I recently picked up a copy of the D&D Player’s Strategy Guide from a local used bookstore. I wouldn’t have bought it normally, but it was relatively cheap and I had some leftover store credit that I’d been hanging on to for the better part of a year.
Unsurprisingly, some people have balked at the very idea of a “strategy guide” for an RPG. I had figured I wouldn’t need it much myself because I have so much experience with the game already. I was right–two years of playing a game will do that–but there’s an awful lot of stuff in the book I wish someone had spelled out for me from the get-go. 4E is a sufficiently complex system that it has a distinct learning curve, and this is a book that can help smooth that out for new players by explaining all kinds of stuff that the rulebooks either leave out (and that most RPG rulebooks would leave out) or only mention in passing. It’s common sense to focus fire and eliminate individual enemies as quickly as possible, but the Strategy Guide goes to the trouble of illustrating how big of a difference it can make with diagrams and everything.
The book covers a whole range of topics, including character building, party composition, tactics, role-playing, and some of the social stuff (including a section titled simply “Don’t Be A Jerk”). It’s all grounded in a very solid understanding of how the game works and what it can do, so that players can skip over some of the trial and error (emphasis on the “error” part) that we went through in the first year or so of playing 4E. If we’d had a better idea how to play defenders, or just how much it would cost us not to have a leader in the party, we might’ve done things very differently, and altogether better.
The thing about D&D in particular is that while it draws on various kinds of fantasy literature, it was always its own thing. In some ways this was a limitation of the designers’ understanding of this new “role-playing game” insanity they’d devised, and in other ways it was likely deliberate. Certainly when fans asked questions about why the game wouldn’t allow for a given element from Lord of the Rings or some other beloved fantasy title, Gygax’s usual answer was that it was a game first and foremost. While D&D started off culling ideas from fiction, it gradually became more and more about itself, I think in part because that’s all that its rules could really effectively provide.

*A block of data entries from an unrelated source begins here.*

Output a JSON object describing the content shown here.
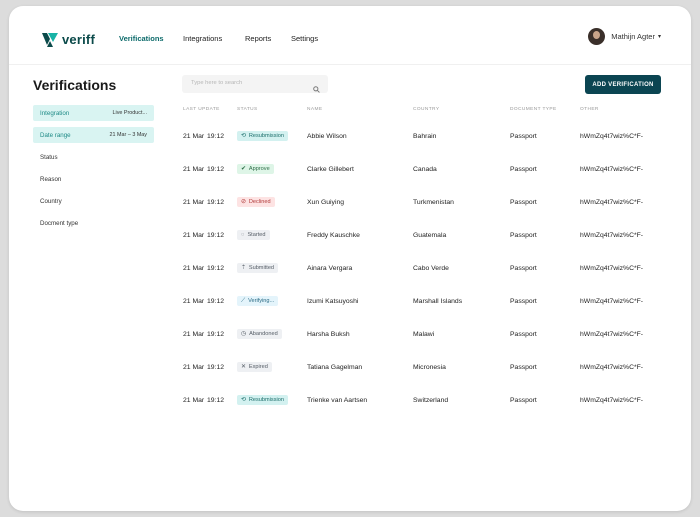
{
  "brand": {
    "name": "veriff"
  },
  "nav": [
    {
      "label": "Verifications",
      "active": true
    },
    {
      "label": "Integrations",
      "active": false
    },
    {
      "label": "Reports",
      "active": false
    },
    {
      "label": "Settings",
      "active": false
    }
  ],
  "user": {
    "name": "Mathijn Agter"
  },
  "page": {
    "title": "Verifications"
  },
  "search": {
    "placeholder": "Type here to search"
  },
  "add_button": {
    "label": "ADD VERIFICATION"
  },
  "filters": [
    {
      "label": "Integration",
      "value": "Live Product...",
      "active": true
    },
    {
      "label": "Date range",
      "value": "21 Mar – 3 May",
      "active": true
    },
    {
      "label": "Status",
      "value": "",
      "active": false
    },
    {
      "label": "Reason",
      "value": "",
      "active": false
    },
    {
      "label": "Country",
      "value": "",
      "active": false
    },
    {
      "label": "Docment type",
      "value": "",
      "active": false
    }
  ],
  "table": {
    "columns": [
      "Last update",
      "Status",
      "Name",
      "Country",
      "Document type",
      "Other"
    ],
    "rows": [
      {
        "date": "21 Mar",
        "time": "19:12",
        "status": "Resubmission",
        "status_kind": "resubmission",
        "name": "Abbie Wilson",
        "country": "Bahrain",
        "doc": "Passport",
        "other": "hWmZq4t7wiz%C*F-"
      },
      {
        "date": "21 Mar",
        "time": "19:12",
        "status": "Approve",
        "status_kind": "approved",
        "name": "Clarke Gillebert",
        "country": "Canada",
        "doc": "Passport",
        "other": "hWmZq4t7wiz%C*F-"
      },
      {
        "date": "21 Mar",
        "time": "19:12",
        "status": "Declined",
        "status_kind": "declined",
        "name": "Xun Guiying",
        "country": "Turkmenistan",
        "doc": "Passport",
        "other": "hWmZq4t7wiz%C*F-"
      },
      {
        "date": "21 Mar",
        "time": "19:12",
        "status": "Started",
        "status_kind": "started",
        "name": "Freddy Kauschke",
        "country": "Guatemala",
        "doc": "Passport",
        "other": "hWmZq4t7wiz%C*F-"
      },
      {
        "date": "21 Mar",
        "time": "19:12",
        "status": "Submitted",
        "status_kind": "submitted",
        "name": "Ainara Vergara",
        "country": "Cabo Verde",
        "doc": "Passport",
        "other": "hWmZq4t7wiz%C*F-"
      },
      {
        "date": "21 Mar",
        "time": "19:12",
        "status": "Verifying...",
        "status_kind": "verifying",
        "name": "Izumi Katsuyoshi",
        "country": "Marshall Islands",
        "doc": "Passport",
        "other": "hWmZq4t7wiz%C*F-"
      },
      {
        "date": "21 Mar",
        "time": "19:12",
        "status": "Abandoned",
        "status_kind": "abandoned",
        "name": "Harsha Buksh",
        "country": "Malawi",
        "doc": "Passport",
        "other": "hWmZq4t7wiz%C*F-"
      },
      {
        "date": "21 Mar",
        "time": "19:12",
        "status": "Expired",
        "status_kind": "expired",
        "name": "Tatiana Gagelman",
        "country": "Micronesia",
        "doc": "Passport",
        "other": "hWmZq4t7wiz%C*F-"
      },
      {
        "date": "21 Mar",
        "time": "19:12",
        "status": "Resubmission",
        "status_kind": "resubmission",
        "name": "Trienke van Aartsen",
        "country": "Switzerland",
        "doc": "Passport",
        "other": "hWmZq4t7wiz%C*F-"
      }
    ]
  },
  "status_styles": {
    "resubmission": {
      "bg": "#d3f1f0",
      "fg": "#1b6d6a",
      "icon": "refresh-icon",
      "glyph": "⟲"
    },
    "approved": {
      "bg": "#def5e7",
      "fg": "#2e6e48",
      "icon": "check-icon",
      "glyph": "✔"
    },
    "declined": {
      "bg": "#fde3e3",
      "fg": "#b23b3b",
      "icon": "declined-icon",
      "glyph": "⊘"
    },
    "started": {
      "bg": "#eef0f3",
      "fg": "#555d66",
      "icon": "spinner-icon",
      "glyph": "◌"
    },
    "submitted": {
      "bg": "#eef0f3",
      "fg": "#555d66",
      "icon": "upload-icon",
      "glyph": "⇡"
    },
    "verifying": {
      "bg": "#e4f4fb",
      "fg": "#2a6b85",
      "icon": "progress-icon",
      "glyph": "⟋"
    },
    "abandoned": {
      "bg": "#eef0f3",
      "fg": "#555d66",
      "icon": "clock-icon",
      "glyph": "◷"
    },
    "expired": {
      "bg": "#eef0f3",
      "fg": "#555d66",
      "icon": "close-icon",
      "glyph": "✕"
    }
  },
  "colors": {
    "accent": "#0d6b6b",
    "button": "#0b4552",
    "filter_active": "#d9f4f2"
  }
}
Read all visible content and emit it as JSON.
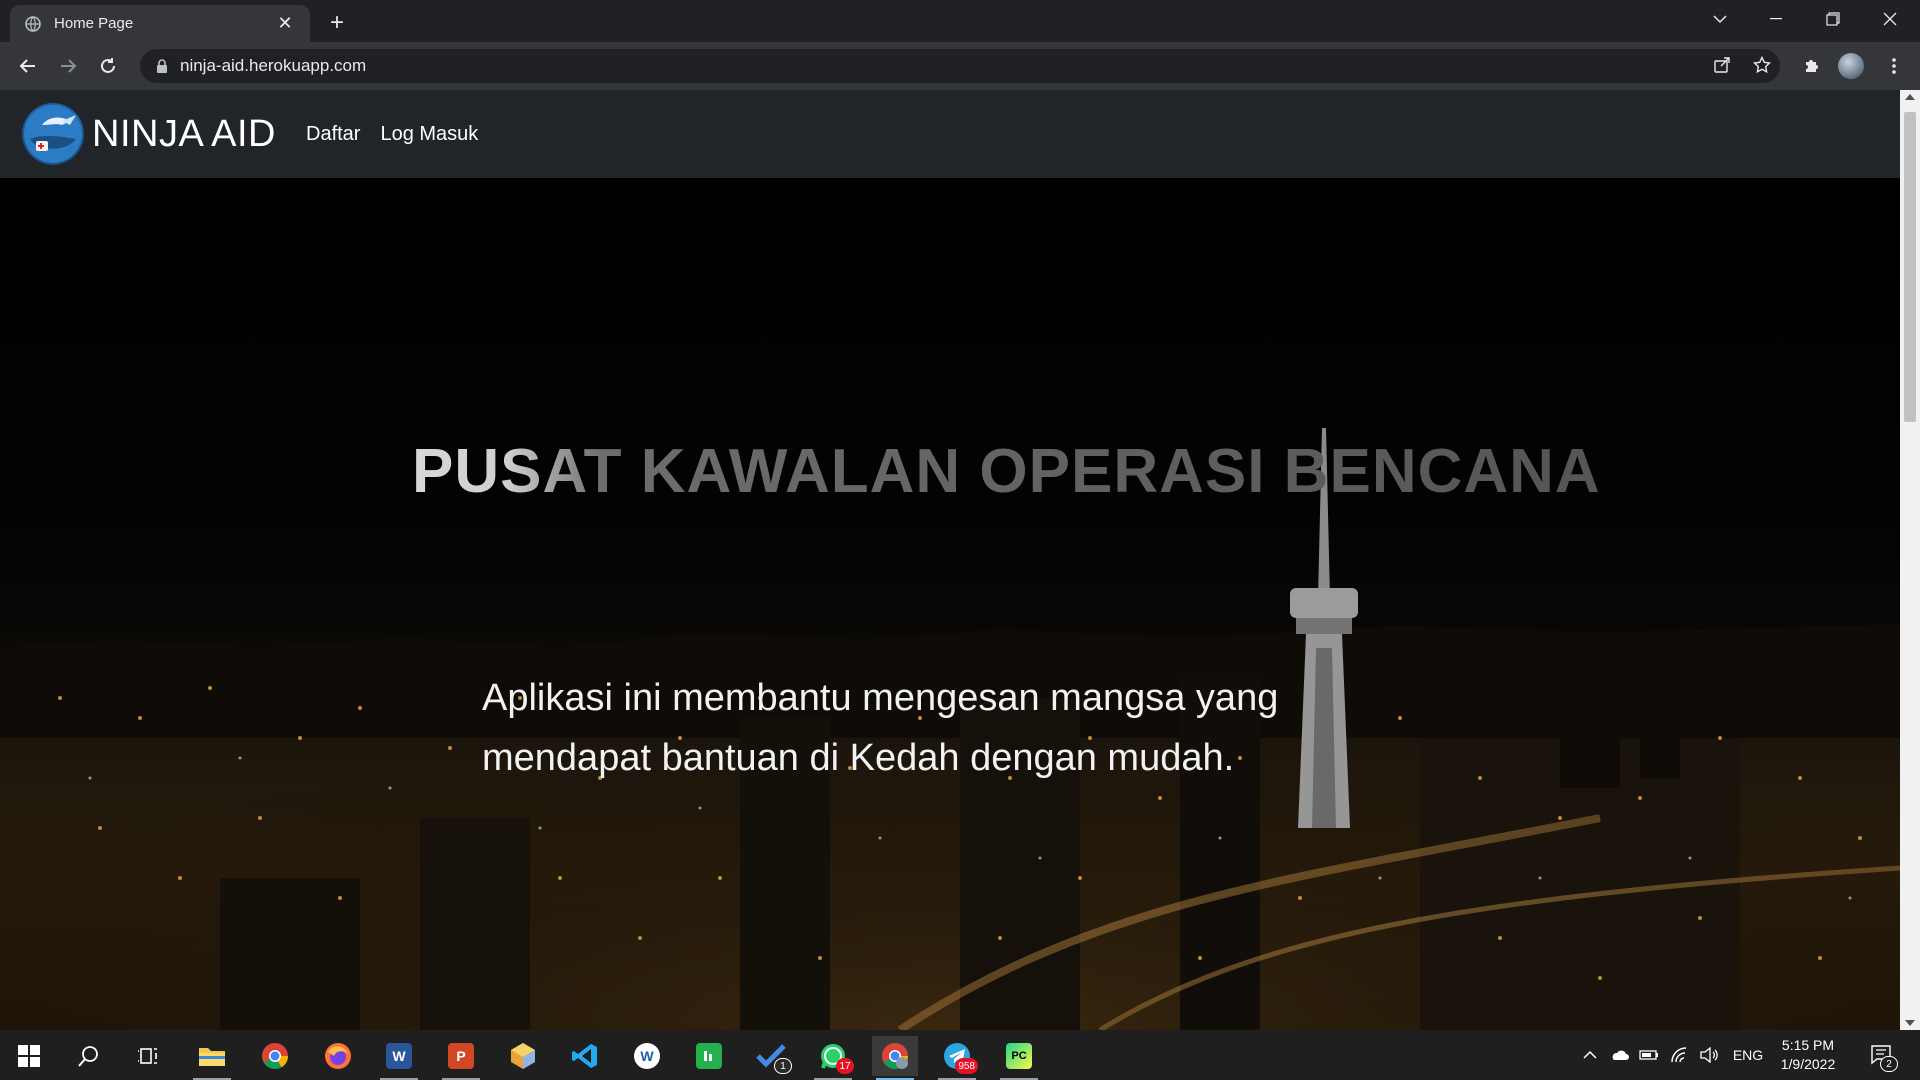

I think that explains why works of fiction based off of D&D are at their best when they reflect what goes on at a typical gaming table. Typical D&D novels come off as stilted, and struggle to find the happy medium between slavish adherence to what the rules can do and getting into stuff the game inherently can’t do justice. That’s where the new D&D comics from IDW and even stuff like The Gamers really shine. The fun of D&D is less in Aragorn reclaiming the throne of Gondor, and more in the silly bickering and strange accidents that happen along the way (which makes movie Gimli the most D&D-like character in the whole of Middle Earth).
What I like most about the Player’s Strategy Guide is that it’s unabashedly situated in the same realm as D&D actual play rather than wishful thinking about such. It has lots of pragmatic advice about how to get what you really want out of the game, both from a social perspective and in terms of working the rules and building characters, and it’s written in a friendly tone, with cute little cartoons that lighten the mood and call to mind the ones in the AD&D1e Dungeon Master’s Guide.
That’s a tactical thing so basic you can pick it up from the original 8-bit Final Fantasy.
Dragon Magazine once published stats for Conan. Very few of his ability scores were below 20. You know that guy in the books you love so much that inspired you to play this game? Your guy will never, ever be as bad-ass as him.